The migraine has left painless bliss, like dawn after the dark. He is no longer near, rain rattles in the courtyard. She wants to be beyond reach, beyond complications, beyond questioning. For a while, alone. The bed is warm, like a mother’s embrace in the night. She stretches, leaving sleep behind, clear and light-headed, inside the windows, drifting from a dream of home. Awake life seems kicked in, like a mosquito bite scratched to blood. He is no longer near, rain rattles in the courtyard. Feeling like a scared and crying child, not sweet, not simple, before consciousness.
Alone for a while.
The bed is warm, like his breath when he whispers foreign love, in the hollow of her white neck, like his dark smooth skin radiating and caressing hers. But she’s been balancing between for too long.

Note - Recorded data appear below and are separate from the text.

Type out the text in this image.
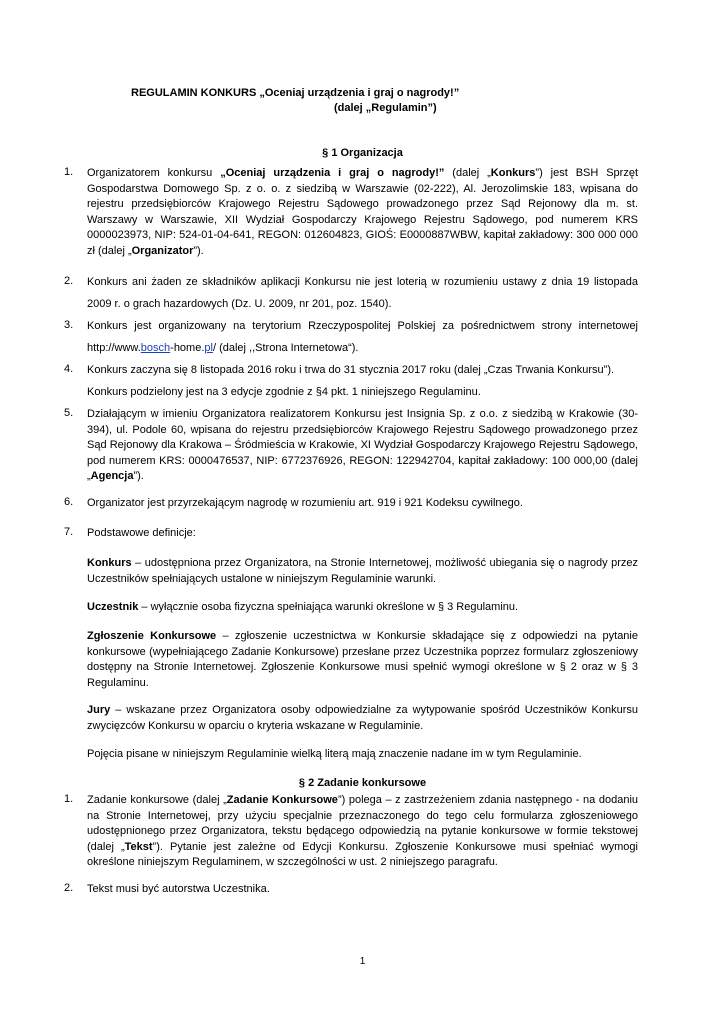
REGULAMIN KONKURS „Oceniaj urządzenia i graj o nagrody!”
(dalej „Regulamin”)
§ 1 Organizacja
1. Organizatorem konkursu „Oceniaj urządzenia i graj o nagrody!” (dalej „Konkurs”) jest BSH Sprzęt Gospodarstwa Domowego Sp. z o. o. z siedzibą w Warszawie (02-222), Al. Jerozolimskie 183, wpisana do rejestru przedsiębiorców Krajowego Rejestru Sądowego prowadzonego przez Sąd Rejonowy dla m. st. Warszawy w Warszawie, XII Wydział Gospodarczy Krajowego Rejestru Sądowego, pod numerem KRS 0000023973, NIP: 524-01-04-641, REGON: 012604823, GIOŚ: E0000887WBW, kapitał zakładowy: 300 000 000 zł (dalej „Organizator”).
2. Konkurs ani żaden ze składników aplikacji Konkursu nie jest loterią w rozumieniu ustawy z dnia 19 listopada 2009 r. o grach hazardowych (Dz. U. 2009, nr 201, poz. 1540).
3. Konkurs jest organizowany na terytorium Rzeczypospolitej Polskiej za pośrednictwem strony internetowej
http://www.bosch-home.pl/ (dalej ,,Strona Internetowa“).
4. Konkurs zaczyna się 8 listopada 2016 roku i trwa do 31 stycznia 2017 roku (dalej „Czas Trwania Konkursu”).
Konkurs podzielony jest na 3 edycje zgodnie z §4 pkt. 1 niniejszego Regulaminu.
5. Działającym w imieniu Organizatora realizatorem Konkursu jest Insignia Sp. z o.o. z siedzibą w Krakowie (30-394), ul. Podole 60, wpisana do rejestru przedsiębiorców Krajowego Rejestru Sądowego prowadzonego przez Sąd Rejonowy dla Krakowa – Śródmieścia w Krakowie, XI Wydział Gospodarczy Krajowego Rejestru Sądowego, pod numerem KRS: 0000476537, NIP: 6772376926, REGON: 122942704, kapitał zakładowy: 100 000,00 (dalej „Agencja”).
6. Organizator jest przyrzekającym nagrodę w rozumieniu art. 919 i 921 Kodeksu cywilnego.
7. Podstawowe definicje:
Konkurs – udostępniona przez Organizatora, na Stronie Internetowej, możliwość ubiegania się o nagrody przez Uczestników spełniających ustalone w niniejszym Regulaminie warunki.
Uczestnik – wyłącznie osoba fizyczna spełniająca warunki określone w § 3 Regulaminu.
Zgłoszenie Konkursowe – zgłoszenie uczestnictwa w Konkursie składające się z odpowiedzi na pytanie konkursowe (wypełniającego Zadanie Konkursowe) przesłane przez Uczestnika poprzez formularz zgłoszeniowy dostępny na Stronie Internetowej. Zgłoszenie Konkursowe musi spełnić wymogi określone w § 2 oraz w § 3 Regulaminu.
Jury – wskazane przez Organizatora osoby odpowiedzialne za wytypowanie spośród Uczestników Konkursu zwycięzców Konkursu w oparciu o kryteria wskazane w Regulaminie.
Pojęcia pisane w niniejszym Regulaminie wielką literą mają znaczenie nadane im w tym Regulaminie.
§ 2 Zadanie konkursowe
1. Zadanie konkursowe (dalej „Zadanie Konkursowe”) polega – z zastrzeżeniem zdania następnego - na dodaniu na Stronie Internetowej, przy użyciu specjalnie przeznaczonego do tego celu formularza zgłoszeniowego udostępnionego przez Organizatora, tekstu będącego odpowiedzią na pytanie konkursowe w formie tekstowej (dalej „Tekst”). Pytanie jest zależne od Edycji Konkursu. Zgłoszenie Konkursowe musi spełniać wymogi określone niniejszym Regulaminem, w szczególności w ust. 2 niniejszego paragrafu.
2. Tekst musi być autorstwa Uczestnika.
1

She wants bedtime stories to tell, and in the telling return in time to a mother’s embrace in the night.











Thank you, you’ve been really busy on my blog. I just looked up sestina :). I studied poetry, but don’t remember much about the different form constraints. For me this is a piece of flash fiction, but a lot of contemporary ‘poetry’ doesn’t follow any form.
The rhythm of this piece reminds of a sestina. Have you written one before? I really enjoyed the rhythms here. Light and dreamy.